Dünyadan ayrılıp, ahirete gitme zamanı geldiğinde, kâfir kula da gökten, beraberlerinde kalın ve sert kumaşlar bulunan siyah yüzlü melekler gelirler ve gözünün göreceği yere otururlar. Sonra Azrâil yaklaşıp başucuna oturur ve
'Ey pis can, haydi Allah'ın kızgınlığına ve gazabına çık gel!' der. Böylece o can, bedeninden ayrılır. Azrâil, onu, çok parçalı bir şişi ıslak yünden çekip kopardığı gibi çeker çıkarır.
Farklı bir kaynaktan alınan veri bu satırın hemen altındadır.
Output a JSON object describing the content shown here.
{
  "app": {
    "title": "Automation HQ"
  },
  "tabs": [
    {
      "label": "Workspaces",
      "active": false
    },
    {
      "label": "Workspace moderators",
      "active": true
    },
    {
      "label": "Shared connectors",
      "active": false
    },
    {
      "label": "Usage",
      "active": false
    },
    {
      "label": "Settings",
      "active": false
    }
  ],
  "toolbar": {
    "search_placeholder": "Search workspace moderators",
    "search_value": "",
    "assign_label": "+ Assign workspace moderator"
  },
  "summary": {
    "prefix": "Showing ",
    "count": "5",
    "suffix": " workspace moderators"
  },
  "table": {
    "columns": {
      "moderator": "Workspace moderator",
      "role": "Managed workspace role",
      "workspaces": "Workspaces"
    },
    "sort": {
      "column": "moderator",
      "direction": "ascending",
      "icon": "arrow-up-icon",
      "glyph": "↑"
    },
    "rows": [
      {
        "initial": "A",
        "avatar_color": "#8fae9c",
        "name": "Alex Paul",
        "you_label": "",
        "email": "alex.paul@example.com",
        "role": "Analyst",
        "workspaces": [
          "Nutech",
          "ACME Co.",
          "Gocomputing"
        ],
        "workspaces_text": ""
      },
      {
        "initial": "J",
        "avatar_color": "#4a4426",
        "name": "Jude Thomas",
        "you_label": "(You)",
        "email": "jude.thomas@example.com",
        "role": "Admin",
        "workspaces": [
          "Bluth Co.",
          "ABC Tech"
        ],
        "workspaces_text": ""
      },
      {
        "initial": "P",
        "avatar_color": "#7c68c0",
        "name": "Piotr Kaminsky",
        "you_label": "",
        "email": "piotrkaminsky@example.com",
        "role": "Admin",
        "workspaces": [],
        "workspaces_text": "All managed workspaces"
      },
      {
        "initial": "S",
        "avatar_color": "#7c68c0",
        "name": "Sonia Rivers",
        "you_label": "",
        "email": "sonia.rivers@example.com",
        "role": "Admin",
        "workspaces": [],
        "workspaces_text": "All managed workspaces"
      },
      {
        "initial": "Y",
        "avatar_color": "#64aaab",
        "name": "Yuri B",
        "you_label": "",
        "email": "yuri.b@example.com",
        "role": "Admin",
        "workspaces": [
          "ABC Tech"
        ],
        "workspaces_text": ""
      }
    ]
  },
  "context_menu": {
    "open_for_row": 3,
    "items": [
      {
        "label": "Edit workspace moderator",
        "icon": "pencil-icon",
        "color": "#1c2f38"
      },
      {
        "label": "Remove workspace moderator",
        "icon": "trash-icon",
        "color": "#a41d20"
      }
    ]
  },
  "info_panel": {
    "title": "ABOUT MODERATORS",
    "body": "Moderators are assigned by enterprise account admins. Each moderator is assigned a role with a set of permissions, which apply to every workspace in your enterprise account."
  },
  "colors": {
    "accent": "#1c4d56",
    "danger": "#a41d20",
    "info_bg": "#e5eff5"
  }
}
Onu aldığı zaman, elinde bile tutmadan hemen o sert ve kalın kumaşa sarar. O zaman ondan, yeryüzünde bulunan leş kokularının en kötüsüne benzer bir koku çıkar. Melekler onunla beraber yükselirler ve uğradıkları her melek topluluğu,
'Bu pis ruh kimdir?' diye sorarlar. Onlar, hayatta iken insanların ona verdiği en çirkin ismini kullanarak derler ki:
'Bu, falan oğlu falandır.' Böylece birinci göğe gelinir ve kapının açılmasını isterler, ama ona göğün kapısı açılmaz. Allah Teâlâ,
'Onun kitabını en aşağı yer tabakasındaki "siccîn"e yazın!' der. Böylece onun ruhu aşağılara atılır. Derken cesedine döndürülür ve iki melek gelip yanına oturur ve ona,
'Rabbin kim?' diye sorarlar, o,
'Haa, haa.. Bilmiyorum' der. Ona,
'dinin nedir?' diye sorarlar, o,
'haa, haa.. Bilmiyorum' der.
'Size peygamber olarak gönderilen kimdir?' derler, o,
'haa, haa.. Bilmiyorum' der. Bunun üzerine gökten bir ses,
'O kulum yalan söylüyor. Dolayısıyla ona ateşten bir döşek hazırlayın ve cehennemden bir kapı açın!' der. Böylece ona cehennemin sıcaklığı ve zehirli yakıcılığı gelir; kabri de, kaburgalarını birbirine geçirecek kadar daraltılır. Derken çirkin yüzlü, kötü elbiseli ve pis kokulu bir adam gelir ve ona,
'Hoşuna gitmeyen şeyleri sana müjdelerim! İşte bu, tehdit olunduğun gündür' der. O,
'Sen kimsin? Suratından şer akıyor' diye sorar. O,
'Ben senin kötü işlerinim' der. Bunun üzerine o kul, kabrine açılan kapıdan, cehennemde kendisi için hazırlanmış gördüğü azaptan korkarak 'Ey Rabbim, kıyameti koparma!' der..."[11]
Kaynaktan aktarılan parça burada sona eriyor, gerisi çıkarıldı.